Mobile devices and manual input don't mix. Ever since a large portion of Internet traffic started coming from smartphones and small tablets, there has been a rapid decline in people's willingness to type in URLs to visit their favorite sites. The keyboards are just too small for easy accuracy, and even smart adjustments like '.com' keys and more intuitive auto-completes don't make it much better. Poor keyboard UI has always been one of the barriers to returning traffic.

Progressive Web Apps are quickly becoming the preferred solution, and you can read more about what they are here. Here's why other solutions aren't good enough.

What were some of the most successful alternatives to manually typing in URLs?

A great deal of how online design has progressed ever since universal smartphone adoption has been focused on solving this problem. Bit.ly links were shorter, even if you still had to type them in. Embedded links started becoming a necessity in every type of content. QR codes made it easier for a wide audience to reach a specific site, especially when the site's actor couldn't email or text everyone a link. These solutions helped, but it still meant users had to complete quite a few steps to get to their destination. In an age where attention is fleeting and distractions are everywhere, that's a costly problem.

Another solution was native apps.

Native apps for built for smoother web interaction but created a new friction point.

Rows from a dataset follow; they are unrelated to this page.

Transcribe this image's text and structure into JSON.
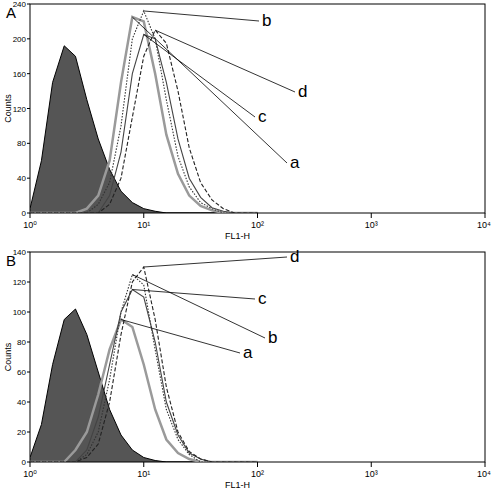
{
  "chart_data": [
    {
      "type": "line",
      "title": "A",
      "x_label": "FL1-H",
      "y_label": "Counts",
      "log": "x",
      "x": [
        1,
        1.26,
        1.58,
        2,
        2.51,
        3.16,
        3.98,
        5.01,
        6.31,
        7.94,
        10,
        12.6,
        15.8,
        20,
        25.1,
        31.6,
        39.8,
        50.1,
        63.1,
        79.4,
        100
      ],
      "xlim": [
        1,
        10000
      ],
      "xticks": [
        {
          "value": 1,
          "label": "10⁰"
        },
        {
          "value": 10,
          "label": "10¹"
        },
        {
          "value": 100,
          "label": "10²"
        },
        {
          "value": 1000,
          "label": "10³"
        },
        {
          "value": 10000,
          "label": "10⁴"
        }
      ],
      "ylim": [
        0,
        240
      ],
      "yticks": [
        0,
        40,
        80,
        120,
        160,
        200,
        240
      ],
      "series": [
        {
          "type": "area",
          "color": "#555555",
          "values": [
            5,
            60,
            150,
            192,
            180,
            130,
            85,
            50,
            25,
            12,
            5,
            2,
            0,
            0,
            0,
            0,
            0,
            0,
            0,
            0,
            0
          ]
        },
        {
          "name": "a",
          "color": "#9a9a9a",
          "line_style": "solid",
          "values": [
            0,
            0,
            0,
            0,
            0,
            5,
            20,
            60,
            150,
            225,
            220,
            160,
            90,
            45,
            20,
            8,
            3,
            0,
            0,
            0,
            0
          ]
        },
        {
          "name": "b",
          "color": "#333333",
          "line_style": "dotted",
          "values": [
            0,
            0,
            0,
            0,
            0,
            0,
            10,
            35,
            100,
            200,
            232,
            200,
            130,
            65,
            30,
            12,
            5,
            0,
            0,
            0,
            0
          ]
        },
        {
          "name": "c",
          "color": "#444444",
          "line_style": "solid",
          "values": [
            0,
            0,
            0,
            0,
            0,
            0,
            0,
            20,
            70,
            160,
            205,
            200,
            150,
            85,
            40,
            18,
            6,
            2,
            0,
            0,
            0
          ]
        },
        {
          "name": "d",
          "color": "#222222",
          "line_style": "dashed",
          "values": [
            0,
            0,
            0,
            0,
            0,
            0,
            0,
            10,
            40,
            110,
            180,
            210,
            195,
            140,
            75,
            35,
            15,
            5,
            0,
            0,
            0
          ]
        }
      ]
    },
    {
      "type": "line",
      "title": "B",
      "x_label": "FL1-H",
      "y_label": "Counts",
      "log": "x",
      "x": [
        1,
        1.26,
        1.58,
        2,
        2.51,
        3.16,
        3.98,
        5.01,
        6.31,
        7.94,
        10,
        12.6,
        15.8,
        20,
        25.1,
        31.6,
        39.8,
        50.1,
        63.1,
        79.4,
        100
      ],
      "xlim": [
        1,
        10000
      ],
      "xticks": [
        {
          "value": 1,
          "label": "10⁰"
        },
        {
          "value": 10,
          "label": "10¹"
        },
        {
          "value": 100,
          "label": "10²"
        },
        {
          "value": 1000,
          "label": "10³"
        },
        {
          "value": 10000,
          "label": "10⁴"
        }
      ],
      "ylim": [
        0,
        140
      ],
      "yticks": [
        0,
        20,
        40,
        60,
        80,
        100,
        120,
        140
      ],
      "series": [
        {
          "type": "area",
          "color": "#555555",
          "values": [
            3,
            25,
            65,
            95,
            102,
            85,
            60,
            35,
            18,
            8,
            3,
            1,
            0,
            0,
            0,
            0,
            0,
            0,
            0,
            0,
            0
          ]
        },
        {
          "name": "a",
          "color": "#9a9a9a",
          "line_style": "solid",
          "values": [
            0,
            0,
            0,
            0,
            8,
            20,
            45,
            75,
            95,
            90,
            65,
            35,
            15,
            6,
            2,
            0,
            0,
            0,
            0,
            0,
            0
          ]
        },
        {
          "name": "b",
          "color": "#333333",
          "line_style": "dotted",
          "values": [
            0,
            0,
            0,
            0,
            0,
            5,
            20,
            55,
            100,
            125,
            118,
            75,
            35,
            15,
            5,
            0,
            0,
            0,
            0,
            0,
            0
          ]
        },
        {
          "name": "c",
          "color": "#444444",
          "line_style": "solid",
          "values": [
            0,
            0,
            0,
            0,
            0,
            8,
            30,
            65,
            100,
            115,
            110,
            80,
            40,
            18,
            6,
            2,
            0,
            0,
            0,
            0,
            0
          ]
        },
        {
          "name": "d",
          "color": "#222222",
          "line_style": "dashed",
          "values": [
            0,
            0,
            0,
            0,
            0,
            3,
            12,
            40,
            85,
            120,
            130,
            95,
            50,
            20,
            7,
            2,
            0,
            0,
            0,
            0,
            0
          ]
        }
      ]
    }
  ]
}
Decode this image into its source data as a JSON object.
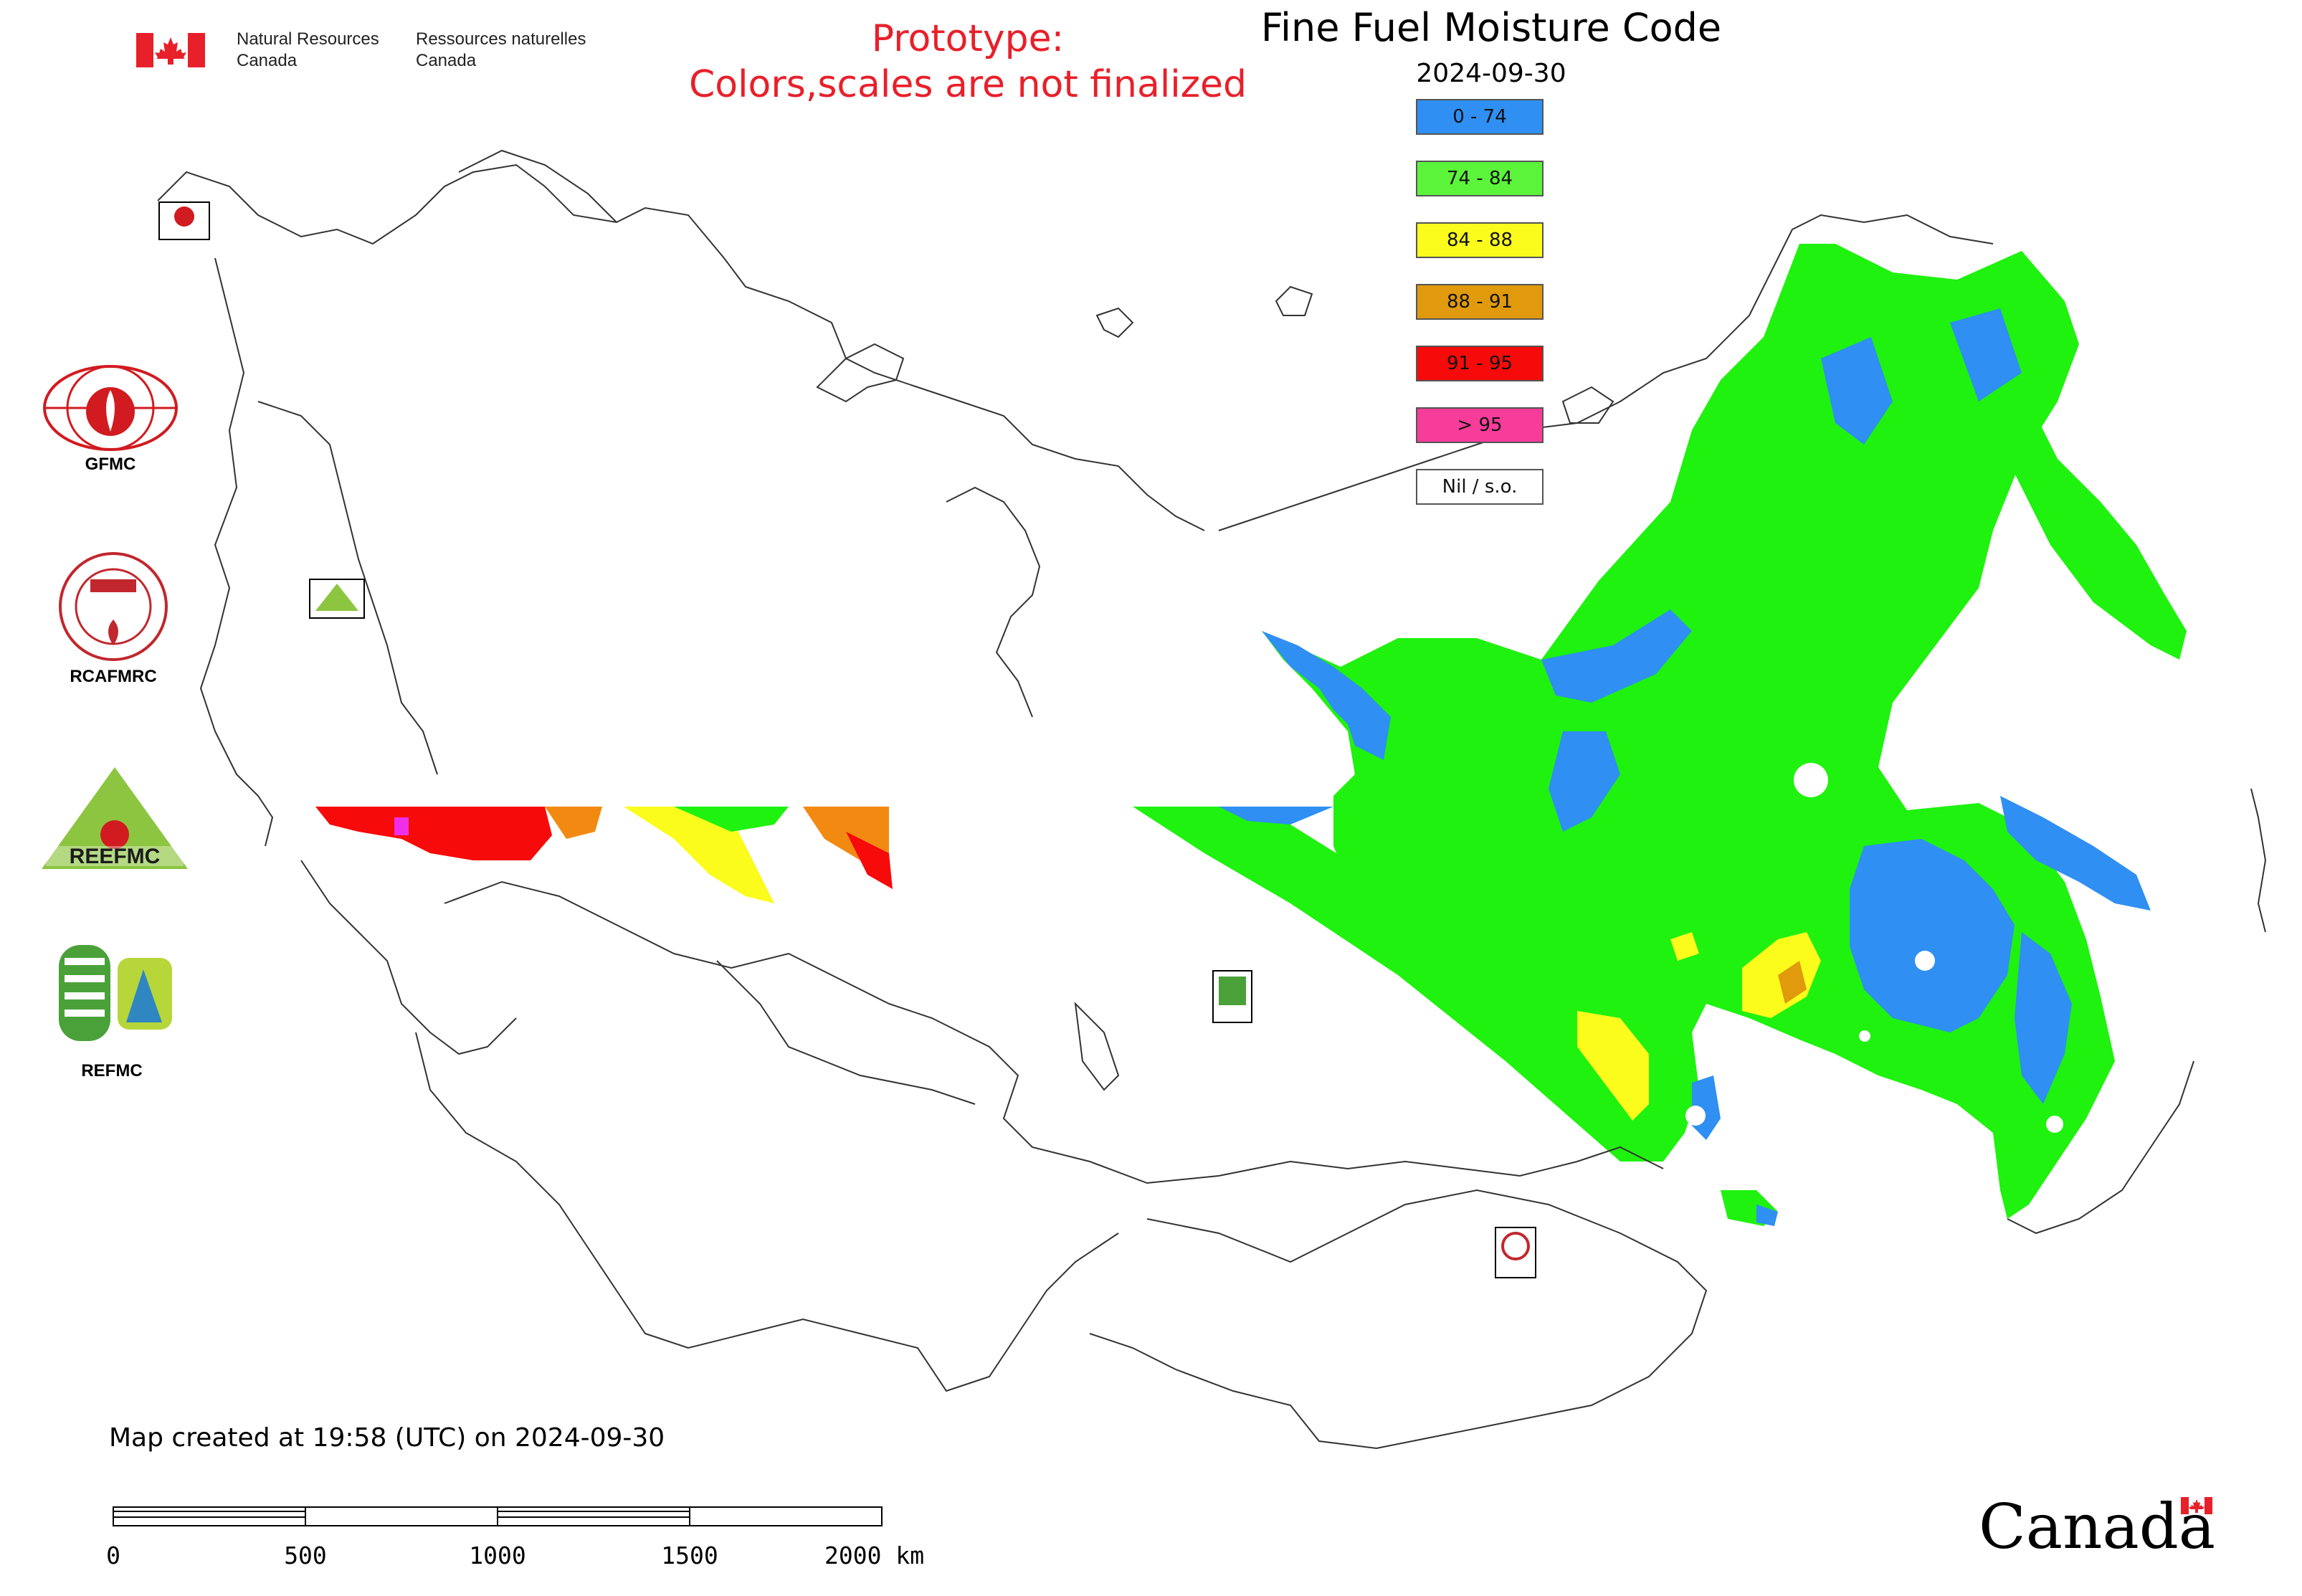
{
  "header": {
    "dept_en": "Natural Resources\nCanada",
    "dept_fr": "Ressources naturelles\nCanada",
    "prototype_line1": "Prototype:",
    "prototype_line2": "Colors,scales are not finalized",
    "title": "Fine Fuel Moisture Code",
    "date": "2024-09-30"
  },
  "legend": [
    {
      "label": "0 - 74",
      "color": "#2f8ff2"
    },
    {
      "label": "74 - 84",
      "color": "#5cf43a"
    },
    {
      "label": "84 - 88",
      "color": "#fbfb1c"
    },
    {
      "label": "88 - 91",
      "color": "#e09a0c"
    },
    {
      "label": "91 - 95",
      "color": "#f60a0a"
    },
    {
      "label": "> 95",
      "color": "#f73c9a"
    },
    {
      "label": "Nil / s.o.",
      "color": "#ffffff"
    }
  ],
  "side_logos": [
    {
      "label": "GFMC",
      "icon": "gfmc-logo"
    },
    {
      "label": "RCAFMRC",
      "icon": "rcafmrc-logo"
    },
    {
      "label": "REEFMC",
      "icon": "reefmc-logo"
    },
    {
      "label": "REFMC",
      "icon": "refmc-logo"
    }
  ],
  "footer": {
    "created": "Map created at 19:58 (UTC) on 2024-09-30",
    "scale_ticks": [
      "0",
      "500",
      "1000",
      "1500",
      "2000 km"
    ],
    "wordmark": "Canada"
  },
  "colors": {
    "prototype_text": "#e8202a",
    "border_lines": "#333333",
    "green": "#1ef20e",
    "blue": "#2f8ff2"
  }
}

Company apps solved several of the problems for groups that needed their audiences to come back regularly. Instead of typing in a URL, users could just click the app. Instead of having to log in (with even more typing and reliance on memory), installed apps remembered who users were and what they were in the middle of during their last visit. But it created a new friction point: users had to download apps.

Sometimes, this barrier is just an inconvenience, but even that is enough to discourage mobile visitors. Other times, downloading the app was an impossibility because of connection issues and limited bandwidth. 

That's why companies have started building PWAs, or Progressive Web Apps, that take all convenience of apps and removed the barrier to entry.